MCP servers that mutate your platform/infrastructure
An AI Industry `hold my beer` kind of idea
Just when you think we have finally learned some hard won lessons... The AI industrial complex is here tripping over piles of cash shouting “hold my beer!”.
Of all the half thought out things I have encountered, the idea of having MCP servers make changes to your infrastructure or cloud platform has got to be up there with the daftest of them all.
Remember the days of engineers saying “it works on my machine”? Those days when deployment to production was a white knuckle ride, where you deployed over weekends to limit the blast radius of something going wrong. When you could never be sure that something did not get missed out until either everything worked fine, or you stared in horror at the chaos unfolding while desperately trying to roll back to the previous stable state.
I don’t think there is a single engineer that misses those days. So queue my utter amazement when I start seeing MCP servers appear that allows your favourite coding agent or AI tooling to literally make changes to the foundational pieces of the systems we build. Worst of all this is being pushed by the very platforms we build on.
For some bizarre reason these vendors think engineers want AI tooling to directly mutate their platforms. Worse yet they think that AI and Agentic AI “changes everything”.

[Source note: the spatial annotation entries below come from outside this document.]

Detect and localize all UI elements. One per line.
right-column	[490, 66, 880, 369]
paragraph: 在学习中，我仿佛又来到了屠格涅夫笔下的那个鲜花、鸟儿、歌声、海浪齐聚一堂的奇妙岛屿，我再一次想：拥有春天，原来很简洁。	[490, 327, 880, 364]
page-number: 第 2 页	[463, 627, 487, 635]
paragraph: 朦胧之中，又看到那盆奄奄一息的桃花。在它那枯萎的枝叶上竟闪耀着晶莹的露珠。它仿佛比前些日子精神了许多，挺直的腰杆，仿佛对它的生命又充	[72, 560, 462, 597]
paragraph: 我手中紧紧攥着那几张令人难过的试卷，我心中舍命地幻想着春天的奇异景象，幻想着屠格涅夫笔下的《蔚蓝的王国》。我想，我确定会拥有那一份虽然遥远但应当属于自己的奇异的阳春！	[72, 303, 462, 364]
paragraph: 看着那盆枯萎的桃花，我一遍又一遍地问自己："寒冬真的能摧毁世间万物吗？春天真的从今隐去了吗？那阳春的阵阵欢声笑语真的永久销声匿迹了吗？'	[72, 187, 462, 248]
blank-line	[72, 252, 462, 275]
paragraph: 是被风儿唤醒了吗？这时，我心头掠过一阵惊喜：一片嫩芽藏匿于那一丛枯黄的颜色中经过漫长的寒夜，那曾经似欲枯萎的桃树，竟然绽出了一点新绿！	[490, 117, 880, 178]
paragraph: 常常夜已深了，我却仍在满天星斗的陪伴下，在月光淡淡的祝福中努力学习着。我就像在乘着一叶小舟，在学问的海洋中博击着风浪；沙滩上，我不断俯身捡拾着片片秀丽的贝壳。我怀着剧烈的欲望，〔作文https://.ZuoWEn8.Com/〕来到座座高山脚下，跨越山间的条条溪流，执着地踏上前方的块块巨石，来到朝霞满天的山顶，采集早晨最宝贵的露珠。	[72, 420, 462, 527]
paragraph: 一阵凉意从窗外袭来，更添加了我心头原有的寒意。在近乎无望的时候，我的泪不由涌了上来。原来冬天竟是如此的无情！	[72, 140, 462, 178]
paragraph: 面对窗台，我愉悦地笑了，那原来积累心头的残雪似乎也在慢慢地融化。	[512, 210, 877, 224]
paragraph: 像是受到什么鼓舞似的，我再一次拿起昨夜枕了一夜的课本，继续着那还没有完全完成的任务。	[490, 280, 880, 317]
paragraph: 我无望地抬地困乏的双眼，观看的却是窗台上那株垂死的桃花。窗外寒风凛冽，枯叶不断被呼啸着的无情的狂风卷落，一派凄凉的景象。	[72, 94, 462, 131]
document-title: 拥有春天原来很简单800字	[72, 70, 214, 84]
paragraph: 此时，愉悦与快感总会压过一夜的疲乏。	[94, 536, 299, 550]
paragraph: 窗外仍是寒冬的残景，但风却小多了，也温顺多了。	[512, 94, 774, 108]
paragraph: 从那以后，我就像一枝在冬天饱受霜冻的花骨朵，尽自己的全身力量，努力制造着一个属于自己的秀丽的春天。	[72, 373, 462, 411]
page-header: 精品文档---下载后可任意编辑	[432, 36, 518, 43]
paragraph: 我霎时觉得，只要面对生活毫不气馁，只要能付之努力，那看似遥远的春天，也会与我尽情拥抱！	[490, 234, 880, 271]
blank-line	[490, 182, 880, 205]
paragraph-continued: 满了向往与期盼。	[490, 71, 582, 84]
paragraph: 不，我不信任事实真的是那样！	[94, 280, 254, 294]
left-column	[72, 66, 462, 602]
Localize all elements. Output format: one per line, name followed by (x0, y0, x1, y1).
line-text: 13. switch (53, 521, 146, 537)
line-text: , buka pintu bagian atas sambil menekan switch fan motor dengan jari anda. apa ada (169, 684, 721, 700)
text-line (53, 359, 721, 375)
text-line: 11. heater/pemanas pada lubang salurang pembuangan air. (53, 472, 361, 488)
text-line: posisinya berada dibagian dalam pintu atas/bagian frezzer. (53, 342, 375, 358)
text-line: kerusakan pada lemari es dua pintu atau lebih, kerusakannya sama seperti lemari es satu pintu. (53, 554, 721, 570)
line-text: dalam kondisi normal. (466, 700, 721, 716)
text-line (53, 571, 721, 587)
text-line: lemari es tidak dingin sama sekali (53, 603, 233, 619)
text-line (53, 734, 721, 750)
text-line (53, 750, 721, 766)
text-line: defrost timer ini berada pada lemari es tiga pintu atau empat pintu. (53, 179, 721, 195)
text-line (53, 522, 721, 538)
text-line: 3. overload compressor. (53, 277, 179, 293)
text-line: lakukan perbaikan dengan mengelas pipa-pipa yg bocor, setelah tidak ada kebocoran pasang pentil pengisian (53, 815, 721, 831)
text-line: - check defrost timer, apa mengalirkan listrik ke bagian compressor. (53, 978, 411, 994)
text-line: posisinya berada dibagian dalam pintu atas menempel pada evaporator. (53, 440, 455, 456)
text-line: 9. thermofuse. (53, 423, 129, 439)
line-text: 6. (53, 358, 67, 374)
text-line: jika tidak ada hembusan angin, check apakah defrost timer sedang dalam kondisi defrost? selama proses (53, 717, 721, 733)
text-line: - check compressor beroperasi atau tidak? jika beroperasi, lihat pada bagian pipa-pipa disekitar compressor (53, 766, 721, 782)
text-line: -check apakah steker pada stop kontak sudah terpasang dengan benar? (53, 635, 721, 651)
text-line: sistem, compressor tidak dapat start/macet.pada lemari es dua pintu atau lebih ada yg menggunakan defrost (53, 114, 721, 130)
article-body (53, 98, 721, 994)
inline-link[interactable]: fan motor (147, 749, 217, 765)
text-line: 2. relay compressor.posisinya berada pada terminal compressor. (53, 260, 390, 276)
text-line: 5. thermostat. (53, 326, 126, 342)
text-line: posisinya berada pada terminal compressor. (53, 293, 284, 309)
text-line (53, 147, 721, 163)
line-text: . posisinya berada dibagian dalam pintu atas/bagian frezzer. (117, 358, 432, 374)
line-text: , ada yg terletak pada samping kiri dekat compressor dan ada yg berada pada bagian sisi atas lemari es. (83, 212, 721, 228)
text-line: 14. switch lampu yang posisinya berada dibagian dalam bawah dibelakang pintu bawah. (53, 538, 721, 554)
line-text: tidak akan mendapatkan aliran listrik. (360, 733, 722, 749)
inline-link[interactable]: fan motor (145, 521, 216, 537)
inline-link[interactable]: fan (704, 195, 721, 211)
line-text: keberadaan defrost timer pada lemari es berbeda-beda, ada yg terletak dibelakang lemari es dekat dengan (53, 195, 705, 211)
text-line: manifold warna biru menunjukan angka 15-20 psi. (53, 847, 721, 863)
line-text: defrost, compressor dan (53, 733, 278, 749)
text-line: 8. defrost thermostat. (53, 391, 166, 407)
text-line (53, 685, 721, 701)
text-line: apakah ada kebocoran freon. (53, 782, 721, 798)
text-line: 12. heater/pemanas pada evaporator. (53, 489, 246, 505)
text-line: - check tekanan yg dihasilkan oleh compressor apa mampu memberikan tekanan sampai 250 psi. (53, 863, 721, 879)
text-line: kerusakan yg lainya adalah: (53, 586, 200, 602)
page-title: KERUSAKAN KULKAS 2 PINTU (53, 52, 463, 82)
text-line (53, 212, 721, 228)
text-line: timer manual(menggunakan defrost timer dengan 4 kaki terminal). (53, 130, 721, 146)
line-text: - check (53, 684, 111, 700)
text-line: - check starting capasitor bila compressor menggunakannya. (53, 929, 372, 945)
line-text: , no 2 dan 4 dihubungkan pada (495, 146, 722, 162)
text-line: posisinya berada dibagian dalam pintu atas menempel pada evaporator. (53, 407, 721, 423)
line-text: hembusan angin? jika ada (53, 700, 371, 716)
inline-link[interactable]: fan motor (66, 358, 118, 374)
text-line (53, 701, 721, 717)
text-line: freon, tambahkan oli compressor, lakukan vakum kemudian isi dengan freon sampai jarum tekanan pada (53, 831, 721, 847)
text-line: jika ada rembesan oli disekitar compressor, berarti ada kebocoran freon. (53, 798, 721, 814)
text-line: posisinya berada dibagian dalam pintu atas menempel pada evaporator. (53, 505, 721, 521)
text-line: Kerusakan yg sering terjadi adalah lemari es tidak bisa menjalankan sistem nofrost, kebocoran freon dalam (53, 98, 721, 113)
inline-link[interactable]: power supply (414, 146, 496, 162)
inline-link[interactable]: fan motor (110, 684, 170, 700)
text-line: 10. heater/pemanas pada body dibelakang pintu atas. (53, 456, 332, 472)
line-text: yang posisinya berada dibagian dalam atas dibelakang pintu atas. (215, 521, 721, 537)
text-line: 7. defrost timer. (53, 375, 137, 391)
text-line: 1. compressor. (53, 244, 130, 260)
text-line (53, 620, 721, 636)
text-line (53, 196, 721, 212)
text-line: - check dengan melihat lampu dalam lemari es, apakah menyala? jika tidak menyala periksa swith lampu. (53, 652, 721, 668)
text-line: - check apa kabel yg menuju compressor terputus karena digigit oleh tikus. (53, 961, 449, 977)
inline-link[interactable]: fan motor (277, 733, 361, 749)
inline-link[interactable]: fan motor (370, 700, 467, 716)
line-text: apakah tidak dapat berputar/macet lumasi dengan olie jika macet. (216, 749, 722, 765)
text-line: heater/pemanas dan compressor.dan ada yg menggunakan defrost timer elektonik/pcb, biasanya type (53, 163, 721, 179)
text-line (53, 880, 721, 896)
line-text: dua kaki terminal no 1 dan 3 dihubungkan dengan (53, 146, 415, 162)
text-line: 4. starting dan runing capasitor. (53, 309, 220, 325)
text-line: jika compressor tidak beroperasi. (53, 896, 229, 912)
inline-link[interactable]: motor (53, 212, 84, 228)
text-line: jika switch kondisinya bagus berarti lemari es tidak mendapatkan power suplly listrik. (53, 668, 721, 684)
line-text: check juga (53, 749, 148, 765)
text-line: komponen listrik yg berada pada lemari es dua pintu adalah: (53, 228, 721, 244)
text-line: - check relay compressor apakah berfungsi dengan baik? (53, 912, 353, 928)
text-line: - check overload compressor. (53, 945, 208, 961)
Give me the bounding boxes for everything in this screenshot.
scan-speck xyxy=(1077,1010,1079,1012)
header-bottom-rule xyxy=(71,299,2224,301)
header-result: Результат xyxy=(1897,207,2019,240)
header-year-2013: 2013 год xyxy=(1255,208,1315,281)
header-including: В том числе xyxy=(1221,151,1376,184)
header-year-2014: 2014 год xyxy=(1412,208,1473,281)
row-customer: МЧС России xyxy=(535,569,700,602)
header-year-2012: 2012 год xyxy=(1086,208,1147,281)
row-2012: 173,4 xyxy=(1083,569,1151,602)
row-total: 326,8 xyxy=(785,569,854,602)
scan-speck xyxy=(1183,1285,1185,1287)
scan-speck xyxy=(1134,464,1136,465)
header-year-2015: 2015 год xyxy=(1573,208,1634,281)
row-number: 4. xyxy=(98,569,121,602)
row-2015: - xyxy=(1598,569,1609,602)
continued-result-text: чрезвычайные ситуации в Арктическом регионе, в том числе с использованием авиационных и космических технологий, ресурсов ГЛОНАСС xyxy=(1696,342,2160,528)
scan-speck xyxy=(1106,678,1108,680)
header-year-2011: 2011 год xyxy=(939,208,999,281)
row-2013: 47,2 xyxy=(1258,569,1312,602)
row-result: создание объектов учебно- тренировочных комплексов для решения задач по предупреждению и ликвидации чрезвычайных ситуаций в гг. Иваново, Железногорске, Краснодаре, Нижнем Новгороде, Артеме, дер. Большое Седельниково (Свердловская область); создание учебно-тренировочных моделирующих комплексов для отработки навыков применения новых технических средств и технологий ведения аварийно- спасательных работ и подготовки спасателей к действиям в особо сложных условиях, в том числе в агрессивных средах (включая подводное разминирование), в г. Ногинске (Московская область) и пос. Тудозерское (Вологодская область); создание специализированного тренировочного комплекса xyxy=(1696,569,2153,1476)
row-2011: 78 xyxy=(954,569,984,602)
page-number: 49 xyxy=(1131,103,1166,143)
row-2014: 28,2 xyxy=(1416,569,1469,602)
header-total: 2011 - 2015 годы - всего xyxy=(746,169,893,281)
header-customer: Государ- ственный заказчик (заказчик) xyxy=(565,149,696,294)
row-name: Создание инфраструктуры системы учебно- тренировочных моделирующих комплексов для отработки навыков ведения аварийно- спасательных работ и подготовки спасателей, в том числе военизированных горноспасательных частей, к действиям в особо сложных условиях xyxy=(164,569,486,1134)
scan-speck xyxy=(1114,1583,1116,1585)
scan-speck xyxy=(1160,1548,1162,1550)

I am here to tell you that AI absolutely bloody does not change anything when it comes to this topic! For more than a decade we fought the good fight to make the source repo the thing that drives everything. We adopted Infrastructure as Code (IaC) because it is the only reliable way to evolve a system and platform. The code became the source of truth. We could trust in what we have in our repos because what we had in our repos was what got deployed. Gone were the days of “ClickOps” and the horrors it inflicted.
Yet here we are with vendors trying to get us to hook non-deterministic tools to software that will directly make changes to platforms. The amnesia of the tech industry is baffling.
Why is this a bad idea?
Firstly if you cannot see the changes made to a platform then you have no idea what changes have taken place. Which means you cannot reliably deploy between different environments. How do you make the same changes between environments reliably? Sure you could save your instructions in a “plan” file in your repo for the agent to use next time, but isn’t it easier to just save the Terraform, Pulumi, Ansible, etc code instead?
Secondly AI tooling is susceptible to prompt injection just like every other LLM based tool. You do not want any rogue agent skill or even just rogue instructions in source code to cause modification to your infrastructure. On top of all of this LLMs are not deterministic, so you have no way of knowing what your AI tooling will do each time it is given instructions.
Thirdly, even if your coding agent is telling you it is doing X via an MCP server, you cannot be sure what it is actually doing unless you inspect every single call it makes. If you are not able to see every tool call, and see every single set of arguments passed to the tools, then you cannot have absolute confidence about what is happening.
MCP servers are not the problem though. The problem is the recklessness that is being presented as progress. The idea that we should abandon hard won best practices in the “AI Age” is infuriating and insulting.
How should this work?
Always start from the code. What is in your git repo is the gold standard. I cannot stress this enough, ALWAYS start with the code.
Want to make changes to your platform? You change your IaC code and deploy. Want to mutate some other part of your solution, say database schemas? Same thing, change the code in your repo and deploy from there. Your coding agent should always generate the code to achieve your goal. If you do this you are in full control, you can review the proposed changes and can be certain that what you see is what you get.
I am not against MCP servers. What I am against are MCP servers that mutate your infrastructure or cloud platform.
Personally I find MCP servers for cloud platforms very useful when they offer the ability to investigate and get information from the platforms. If I want to make changes to my platform I can ask my coding agent to investigate the current state and how it would evolve my code to achieve the results I want. MCP shines here because it gets context relevant information without any side effects. I control the side effects by making changes to my code, either with or without my coding agent.
This is the way MCP servers for cloud platforms and infrastructure should be used. It should serve as a source of context relevant information. Not as the mechanism through which you effect change. If you follow this approach you will accelerate your delivery while keeping long term stability. If you decide to make change to your platforms via MCP it will end with outages and chaos. Which path you go down is your choice, so choose wisely.